11. Court s having competent jurisdiction even if passed a decree by committing an error of law or procedure, the decree binds the parties, if the decree or judgment is passed by the court after complying with the necessary legal formalities. Since such decrees are binding upon the parties to the suit or proceedings and their representatives-in-interest, they cannot take a contention before the executing court that the decree is not executable and the executing court cannot entertain such contentions and go behind the decree. If the judgment and decree are erroneous in law or on the facts, unless and until they are set aside in appropriate proceedings before the appropriate forum, they are binding upon the parties and their representatives-in-interest. Therefore, the contention raised by the revision petitioner that the ex parte judgment and decree passed in this case against him are null and void ab initio as they are based on no evidence and as such the decree is not executable, is not sustainable and the lower court rightly negatived that contention.

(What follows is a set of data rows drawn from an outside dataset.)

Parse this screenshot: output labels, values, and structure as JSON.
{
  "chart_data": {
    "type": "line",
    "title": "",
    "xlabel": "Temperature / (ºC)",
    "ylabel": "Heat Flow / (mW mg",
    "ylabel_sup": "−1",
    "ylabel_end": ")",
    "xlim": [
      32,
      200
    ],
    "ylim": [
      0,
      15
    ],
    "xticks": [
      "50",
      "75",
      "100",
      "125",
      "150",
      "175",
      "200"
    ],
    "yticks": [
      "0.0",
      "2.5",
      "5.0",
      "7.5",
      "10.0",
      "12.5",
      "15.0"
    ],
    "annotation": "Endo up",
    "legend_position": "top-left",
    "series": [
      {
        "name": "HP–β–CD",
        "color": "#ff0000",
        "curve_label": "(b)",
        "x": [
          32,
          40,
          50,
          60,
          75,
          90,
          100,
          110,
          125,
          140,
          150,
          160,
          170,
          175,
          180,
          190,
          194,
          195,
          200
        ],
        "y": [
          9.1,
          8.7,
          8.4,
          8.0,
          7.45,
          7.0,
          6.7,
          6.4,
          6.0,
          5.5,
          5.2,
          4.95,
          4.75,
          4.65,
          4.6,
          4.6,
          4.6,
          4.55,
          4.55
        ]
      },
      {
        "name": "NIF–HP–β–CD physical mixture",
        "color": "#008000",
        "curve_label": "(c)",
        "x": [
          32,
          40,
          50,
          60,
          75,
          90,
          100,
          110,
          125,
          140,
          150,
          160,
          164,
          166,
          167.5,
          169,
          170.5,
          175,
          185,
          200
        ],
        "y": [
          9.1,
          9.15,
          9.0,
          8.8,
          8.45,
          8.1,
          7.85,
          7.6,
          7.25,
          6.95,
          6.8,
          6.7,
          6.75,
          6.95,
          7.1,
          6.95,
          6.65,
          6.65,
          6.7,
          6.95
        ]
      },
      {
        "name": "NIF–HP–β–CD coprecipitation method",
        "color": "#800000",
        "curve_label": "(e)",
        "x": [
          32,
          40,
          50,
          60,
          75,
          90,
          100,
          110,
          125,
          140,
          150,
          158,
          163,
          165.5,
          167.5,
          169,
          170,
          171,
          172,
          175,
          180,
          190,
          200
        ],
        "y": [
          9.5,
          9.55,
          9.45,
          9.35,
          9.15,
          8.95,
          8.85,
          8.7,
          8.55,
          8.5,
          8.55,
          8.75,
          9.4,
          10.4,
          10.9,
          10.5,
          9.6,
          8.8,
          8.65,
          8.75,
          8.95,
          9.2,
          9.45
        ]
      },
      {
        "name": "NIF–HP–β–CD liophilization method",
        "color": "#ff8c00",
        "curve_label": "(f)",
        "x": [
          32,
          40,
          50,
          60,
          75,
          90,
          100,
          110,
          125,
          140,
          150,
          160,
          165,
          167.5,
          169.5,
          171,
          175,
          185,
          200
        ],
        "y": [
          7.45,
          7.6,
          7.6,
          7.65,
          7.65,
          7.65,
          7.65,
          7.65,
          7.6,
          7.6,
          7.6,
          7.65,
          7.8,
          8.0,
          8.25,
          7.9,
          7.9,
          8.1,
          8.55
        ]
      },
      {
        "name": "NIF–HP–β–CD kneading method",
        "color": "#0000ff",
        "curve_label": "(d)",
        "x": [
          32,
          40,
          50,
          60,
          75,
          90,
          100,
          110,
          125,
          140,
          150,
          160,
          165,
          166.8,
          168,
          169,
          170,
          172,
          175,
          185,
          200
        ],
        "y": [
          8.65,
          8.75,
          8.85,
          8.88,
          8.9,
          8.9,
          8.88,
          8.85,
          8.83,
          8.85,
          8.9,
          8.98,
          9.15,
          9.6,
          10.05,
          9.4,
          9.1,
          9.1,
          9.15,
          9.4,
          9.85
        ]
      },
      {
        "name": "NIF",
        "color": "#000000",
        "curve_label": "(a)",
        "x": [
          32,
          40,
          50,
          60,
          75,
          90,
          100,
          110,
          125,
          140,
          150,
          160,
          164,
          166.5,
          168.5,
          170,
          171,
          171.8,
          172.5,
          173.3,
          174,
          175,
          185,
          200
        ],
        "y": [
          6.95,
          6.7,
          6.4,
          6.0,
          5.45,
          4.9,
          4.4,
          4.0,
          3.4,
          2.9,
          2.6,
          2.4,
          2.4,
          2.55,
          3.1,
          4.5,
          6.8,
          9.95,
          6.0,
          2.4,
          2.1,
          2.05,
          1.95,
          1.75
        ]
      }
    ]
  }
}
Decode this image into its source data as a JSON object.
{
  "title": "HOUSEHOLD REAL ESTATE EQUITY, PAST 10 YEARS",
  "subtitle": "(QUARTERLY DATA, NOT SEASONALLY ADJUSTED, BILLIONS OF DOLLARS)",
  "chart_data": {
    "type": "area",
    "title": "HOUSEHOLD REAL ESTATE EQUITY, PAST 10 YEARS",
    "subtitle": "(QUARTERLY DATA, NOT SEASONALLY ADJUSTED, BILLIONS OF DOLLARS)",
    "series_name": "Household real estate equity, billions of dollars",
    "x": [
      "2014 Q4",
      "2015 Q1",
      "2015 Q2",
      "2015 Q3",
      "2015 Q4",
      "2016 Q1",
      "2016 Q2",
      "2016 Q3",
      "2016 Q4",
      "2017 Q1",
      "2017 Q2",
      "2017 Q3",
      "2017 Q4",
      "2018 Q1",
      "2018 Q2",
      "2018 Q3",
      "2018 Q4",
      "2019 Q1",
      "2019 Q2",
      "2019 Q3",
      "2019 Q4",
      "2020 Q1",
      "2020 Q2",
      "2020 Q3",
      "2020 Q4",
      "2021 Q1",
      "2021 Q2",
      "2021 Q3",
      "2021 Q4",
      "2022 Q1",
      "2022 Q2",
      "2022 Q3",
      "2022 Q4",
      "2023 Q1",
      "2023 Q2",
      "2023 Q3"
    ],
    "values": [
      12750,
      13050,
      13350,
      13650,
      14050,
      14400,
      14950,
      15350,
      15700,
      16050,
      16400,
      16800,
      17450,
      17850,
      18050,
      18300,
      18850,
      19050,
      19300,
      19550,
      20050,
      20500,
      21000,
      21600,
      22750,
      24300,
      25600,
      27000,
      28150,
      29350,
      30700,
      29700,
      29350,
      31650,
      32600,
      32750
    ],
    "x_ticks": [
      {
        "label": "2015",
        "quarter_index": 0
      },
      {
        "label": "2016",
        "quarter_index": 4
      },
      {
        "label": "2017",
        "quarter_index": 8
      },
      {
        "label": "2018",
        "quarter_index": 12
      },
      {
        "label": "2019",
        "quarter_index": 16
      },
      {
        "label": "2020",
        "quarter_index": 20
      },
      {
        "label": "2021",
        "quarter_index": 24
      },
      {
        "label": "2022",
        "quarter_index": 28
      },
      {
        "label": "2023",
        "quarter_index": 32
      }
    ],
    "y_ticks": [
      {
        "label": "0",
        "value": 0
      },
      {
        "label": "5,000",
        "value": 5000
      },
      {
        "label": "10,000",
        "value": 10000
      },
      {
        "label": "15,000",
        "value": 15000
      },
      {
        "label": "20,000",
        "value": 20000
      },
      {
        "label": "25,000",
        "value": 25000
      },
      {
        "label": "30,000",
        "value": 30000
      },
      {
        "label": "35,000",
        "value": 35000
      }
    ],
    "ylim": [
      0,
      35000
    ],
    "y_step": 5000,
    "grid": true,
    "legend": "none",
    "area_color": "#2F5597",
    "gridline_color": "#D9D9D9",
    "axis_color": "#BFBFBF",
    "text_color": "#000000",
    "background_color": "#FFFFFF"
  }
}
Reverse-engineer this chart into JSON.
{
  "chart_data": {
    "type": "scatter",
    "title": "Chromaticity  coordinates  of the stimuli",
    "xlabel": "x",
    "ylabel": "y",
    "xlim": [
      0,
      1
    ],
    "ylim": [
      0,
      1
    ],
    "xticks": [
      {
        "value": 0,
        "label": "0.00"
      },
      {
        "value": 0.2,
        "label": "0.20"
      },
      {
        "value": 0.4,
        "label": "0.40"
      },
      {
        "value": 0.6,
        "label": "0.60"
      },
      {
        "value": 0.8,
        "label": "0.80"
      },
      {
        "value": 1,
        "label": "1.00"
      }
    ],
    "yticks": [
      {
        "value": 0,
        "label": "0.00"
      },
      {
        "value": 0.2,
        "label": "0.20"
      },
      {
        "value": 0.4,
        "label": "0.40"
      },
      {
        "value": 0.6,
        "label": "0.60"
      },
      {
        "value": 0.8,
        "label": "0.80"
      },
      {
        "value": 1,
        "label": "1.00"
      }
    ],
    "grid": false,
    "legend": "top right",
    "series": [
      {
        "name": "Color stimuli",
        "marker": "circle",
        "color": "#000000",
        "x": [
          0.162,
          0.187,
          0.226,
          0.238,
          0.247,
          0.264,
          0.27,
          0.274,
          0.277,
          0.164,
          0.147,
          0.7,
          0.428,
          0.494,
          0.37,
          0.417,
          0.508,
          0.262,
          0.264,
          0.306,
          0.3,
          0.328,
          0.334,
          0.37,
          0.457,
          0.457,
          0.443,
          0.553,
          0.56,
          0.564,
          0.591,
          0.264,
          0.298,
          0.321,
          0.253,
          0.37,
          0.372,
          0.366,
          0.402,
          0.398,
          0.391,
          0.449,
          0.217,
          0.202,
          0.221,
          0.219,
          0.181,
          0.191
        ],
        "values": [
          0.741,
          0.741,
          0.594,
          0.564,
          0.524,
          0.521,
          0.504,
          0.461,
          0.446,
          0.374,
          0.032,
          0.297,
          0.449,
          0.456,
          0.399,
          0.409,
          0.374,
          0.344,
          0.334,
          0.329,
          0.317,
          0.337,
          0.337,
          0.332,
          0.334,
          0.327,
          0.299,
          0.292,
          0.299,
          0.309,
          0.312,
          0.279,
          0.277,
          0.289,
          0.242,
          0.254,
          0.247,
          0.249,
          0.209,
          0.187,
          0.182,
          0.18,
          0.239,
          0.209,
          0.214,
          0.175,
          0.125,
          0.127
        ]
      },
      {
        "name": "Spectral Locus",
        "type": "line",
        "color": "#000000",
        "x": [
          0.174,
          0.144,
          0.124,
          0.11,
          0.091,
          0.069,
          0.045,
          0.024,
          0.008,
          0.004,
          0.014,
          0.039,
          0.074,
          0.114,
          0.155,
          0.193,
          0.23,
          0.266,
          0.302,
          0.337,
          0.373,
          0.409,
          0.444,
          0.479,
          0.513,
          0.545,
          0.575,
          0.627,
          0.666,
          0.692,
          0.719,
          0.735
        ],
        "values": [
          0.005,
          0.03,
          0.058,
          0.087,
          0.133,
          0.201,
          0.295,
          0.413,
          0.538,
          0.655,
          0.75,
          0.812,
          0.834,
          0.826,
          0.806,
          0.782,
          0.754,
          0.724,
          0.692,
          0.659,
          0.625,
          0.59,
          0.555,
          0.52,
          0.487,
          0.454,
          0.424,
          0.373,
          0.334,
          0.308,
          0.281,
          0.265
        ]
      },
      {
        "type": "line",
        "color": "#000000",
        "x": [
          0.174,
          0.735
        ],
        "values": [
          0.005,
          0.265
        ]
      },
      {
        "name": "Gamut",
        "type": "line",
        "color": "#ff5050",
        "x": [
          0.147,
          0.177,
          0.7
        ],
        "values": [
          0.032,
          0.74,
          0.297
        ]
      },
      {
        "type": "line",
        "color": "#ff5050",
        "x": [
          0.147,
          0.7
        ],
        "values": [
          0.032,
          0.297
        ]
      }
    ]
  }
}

12. The argument advanced by the counsel for the revision petitioner that since suits for specific performance of contract involve mutual rights and obligations on the plaintiff and the defendant, unless and until the plaintiff establishes before the court that he had been ready and willing to perform his part of the contract, a decree cannot be passed and therefore, as the respondents have not adduced any evidence in that regard, the above decree passed against him ex parte is not executable, is also not sustainable. The trial court found on the basis of the evidence on record that the respondents were ready and willing to perform their part of the contract and accordingly passed the decree for specific performance against the revision petitioner. Even if the trial court went wrong in appreciating the evidence in passing the judgment and decree, the remedy available to the revision petitioner is to challenge the same in appropriate proceedings before the appropriate forum. In an execution proceeding and defendant-judgment debtor cannot be heard to contend that the decree is not executable since the decree is passed on wrong appreciation of evidence or insufficient evidence.

Under the circumstances it is clear that all the contentions raised by the revision petitioner against the validity and executability of the decree in this case, are absolutely unsustainable and the executing court rightly negatived those contentions. Therefore, there is absolutely no merit in the challenge against the order passed by the lower court. Hence the C.R.P. is dismissed confirming the order passed by the lower court.